Players selected in the top 30 (the first round) receive guaranteed contracts. Players not selected in the first 30 picks don’t receive guaranteed money and can be cut from their respective teams.
After last week’s NBA Pre-Draft Combine, Snell was invited Monday with a handful of other shooting guards to a private workout with the Chicago Bulls. On Tuesday, he had a workout with the Milwaukee Bucks, who have the Nos. 15 and 43 picks in the June 27 draft.
“I think Tony Snell, and I’ve said this to our staff, I think he’s one of the most talented and gifted players in this draft,” said Billy McKinney, Bucks director of scouting after the workout. “(He) played at New Mexico and his performances were up and down. Most young players will have that issue. But in terms of talent, I’ve watched him since he was a freshman and … he is a guy that has been on our radar for quite some time.”
McKinney said Snell reminds him of former NBA lottery (top 14) pick Darius Miles, but “Tony shoots the ball much better than Darius.”
In Snell’s workout in Milwaukee, he was one of five shooting-guard prospects and went head-to-head with former Georgia Tech and NBA Developmental League star Glen Rice Jr. much of the time.

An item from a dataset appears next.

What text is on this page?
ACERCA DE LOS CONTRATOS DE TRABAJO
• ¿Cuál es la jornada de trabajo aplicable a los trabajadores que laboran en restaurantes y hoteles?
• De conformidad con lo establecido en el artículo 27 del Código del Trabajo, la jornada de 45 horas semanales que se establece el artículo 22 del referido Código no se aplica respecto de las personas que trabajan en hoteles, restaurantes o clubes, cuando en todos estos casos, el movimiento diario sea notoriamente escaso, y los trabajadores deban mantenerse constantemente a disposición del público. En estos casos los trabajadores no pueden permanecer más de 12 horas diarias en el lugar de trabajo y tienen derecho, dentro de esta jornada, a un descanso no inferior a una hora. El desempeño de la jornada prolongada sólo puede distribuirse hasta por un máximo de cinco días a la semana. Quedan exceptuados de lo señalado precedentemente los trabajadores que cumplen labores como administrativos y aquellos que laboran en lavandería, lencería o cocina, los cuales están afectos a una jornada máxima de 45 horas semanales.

It is harder to get a read on how his workout in Chicago went because, as Snell’s agent Mitch Butler said, “the Bulls always tend to play it close to the vest with these things.”
But what is clear is that the name Tony Snell is no mystery to NBA scouts.
Butler said Snell likely won’t work out for another NBA team until after a June 1 pro day workout in Los Angeles. After that, “We have about 12 or 13 teams that, based on need and conversations I’ve had with what they’re looking for, we’ll be in contact with about workouts heading up to the draft.”
Snell shot lights out at the combine, hitting 74 percent of his attempts (second to only Mike Muscala, a former Bucknell center) among the more than 60 players invited to participate in drills, interviews with player personnel executives and physical measurement testing. He measured at 6 feet, 7 inches tall with a 6 foot-, 11 1/2-inch wingspan and a 36 1/2-inch vertical leap (with a running start).
UNM coach Craig Neal, who was at the pre-draft combine, was interviewed during ESPNU’s broadcast. He praised his former player and pointed out that his NBA coaching background has led him to believe Snell has all the tools to play at that level.
NBA analyst and ESPN Radio host Ryen Rusillo said, “I’d kind of be surprised if he wasn’t a first-round draft pick.”
But there are still questions about Snell’s “motor” or effort. While his camp acknowledges he appeared to disappear from games while at UNM, they point out deferring to teammates is different from playing with a lack of effort.
Butler said all the feedback he’s received from NBA executives has been very optimistic.
“What you want from my position is your guy to go out and step on a big stage, like at the combine, and seize the moment, not shrink in the moment,” Butler said. “That’s what Tony is doing right now. I’ve played in the NBA and I can tell you I honestly believe he is a player that has the skills, physical makeup and drive to be the best player taken in this draft.
‘We’ll have a conversation in a few years about this draft, and even though he may not go at the top of the draft, he’ll end up being one of if not the best players in this draft.”